From:Matt Pearson <jmpearson@...>
Date:Thursday, January 20, 2000, 0:19
Dirk wrote:

>Here's something I've been thinking about for a while now. Many >languages of the world show morphological processes which do not >involve affixation of fixed material. These processes include: > >1. vowel ablaut >2. consonant mutation >3. root and pattern/templatic morphology >4. reduplications of various kinds >5. truncation >6. other kinds of stem manipulations such as lengthening, > shortening, and deletion of vowels or consonants > >I've always been interested in morphological processes like >these. My question is how many of you have included one or more >of these morphological processes in your languages?

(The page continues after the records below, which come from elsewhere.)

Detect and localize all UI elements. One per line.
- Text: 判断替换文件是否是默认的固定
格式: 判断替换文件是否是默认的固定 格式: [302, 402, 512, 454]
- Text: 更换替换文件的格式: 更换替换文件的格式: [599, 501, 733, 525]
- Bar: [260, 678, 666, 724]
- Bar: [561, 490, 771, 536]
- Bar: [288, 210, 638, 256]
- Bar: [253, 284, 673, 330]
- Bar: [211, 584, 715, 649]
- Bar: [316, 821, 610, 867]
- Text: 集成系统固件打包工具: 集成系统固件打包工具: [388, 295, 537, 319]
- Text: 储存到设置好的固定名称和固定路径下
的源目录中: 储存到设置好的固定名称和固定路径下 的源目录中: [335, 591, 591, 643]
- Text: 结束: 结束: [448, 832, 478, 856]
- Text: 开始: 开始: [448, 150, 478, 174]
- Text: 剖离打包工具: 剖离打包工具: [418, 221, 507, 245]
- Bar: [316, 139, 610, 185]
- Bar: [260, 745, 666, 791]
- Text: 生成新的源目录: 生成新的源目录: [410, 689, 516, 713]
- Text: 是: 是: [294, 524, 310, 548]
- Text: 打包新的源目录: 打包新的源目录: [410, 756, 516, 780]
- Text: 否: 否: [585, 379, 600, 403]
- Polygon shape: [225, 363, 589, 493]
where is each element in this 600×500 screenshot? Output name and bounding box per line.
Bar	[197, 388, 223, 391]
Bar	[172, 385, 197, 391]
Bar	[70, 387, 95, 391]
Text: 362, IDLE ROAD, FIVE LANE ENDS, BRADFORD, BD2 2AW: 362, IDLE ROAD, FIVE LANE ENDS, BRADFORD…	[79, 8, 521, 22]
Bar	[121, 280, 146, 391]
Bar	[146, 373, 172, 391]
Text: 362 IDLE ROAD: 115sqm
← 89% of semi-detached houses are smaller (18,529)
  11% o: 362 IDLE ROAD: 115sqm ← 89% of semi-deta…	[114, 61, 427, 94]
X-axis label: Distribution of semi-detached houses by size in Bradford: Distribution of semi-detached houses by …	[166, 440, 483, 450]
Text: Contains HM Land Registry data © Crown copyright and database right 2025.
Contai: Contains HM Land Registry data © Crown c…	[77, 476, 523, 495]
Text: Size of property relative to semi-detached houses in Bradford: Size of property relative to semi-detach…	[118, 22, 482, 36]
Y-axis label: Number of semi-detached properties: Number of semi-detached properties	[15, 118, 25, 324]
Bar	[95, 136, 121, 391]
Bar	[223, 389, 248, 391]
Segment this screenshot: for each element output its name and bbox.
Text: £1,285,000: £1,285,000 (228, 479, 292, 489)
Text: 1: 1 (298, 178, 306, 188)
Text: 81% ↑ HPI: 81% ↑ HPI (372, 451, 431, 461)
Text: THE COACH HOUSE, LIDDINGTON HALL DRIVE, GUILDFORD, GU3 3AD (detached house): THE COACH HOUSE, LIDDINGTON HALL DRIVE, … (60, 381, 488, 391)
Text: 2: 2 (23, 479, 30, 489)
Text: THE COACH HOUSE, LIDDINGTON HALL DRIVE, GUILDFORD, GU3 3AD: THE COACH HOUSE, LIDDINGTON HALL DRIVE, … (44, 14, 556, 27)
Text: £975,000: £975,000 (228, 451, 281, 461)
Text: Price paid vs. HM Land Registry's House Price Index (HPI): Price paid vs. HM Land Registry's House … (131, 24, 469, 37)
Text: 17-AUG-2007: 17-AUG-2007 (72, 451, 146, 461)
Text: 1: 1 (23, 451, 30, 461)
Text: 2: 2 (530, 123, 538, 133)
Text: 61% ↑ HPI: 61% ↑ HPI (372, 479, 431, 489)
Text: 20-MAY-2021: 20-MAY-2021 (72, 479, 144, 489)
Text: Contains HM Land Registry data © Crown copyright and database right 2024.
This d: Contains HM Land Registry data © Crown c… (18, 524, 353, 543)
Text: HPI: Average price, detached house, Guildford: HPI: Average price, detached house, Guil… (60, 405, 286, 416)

Tokana used to have partial reduplication, but I recently deleted it from the language - not because I don't like reduplication, but because (for reasons which are hard to articulate) it doesn't seem to suit the character of Tokana. Morphology in Tokana is generally of the boring old prefixing-'n'- suffixing type. There are, however, some traces of an earlier system of ablaut, which has since vanished from the language. These traces mostly involve non-productive alternations between an unrounded stem vowel and /oi/. Compare: kespa "carry" fikoispa "be busy" (ablauted root "kesp-" plus prefix "fi-") iha "woman" moiha "pre-pubescent girl" (ablauted root "iha" plus prefix "mi-", used to derive words related to motherhood and child-bearing) kame "maternal clan" koima "originate" [archaic] (ablauted root "kam-") Matt.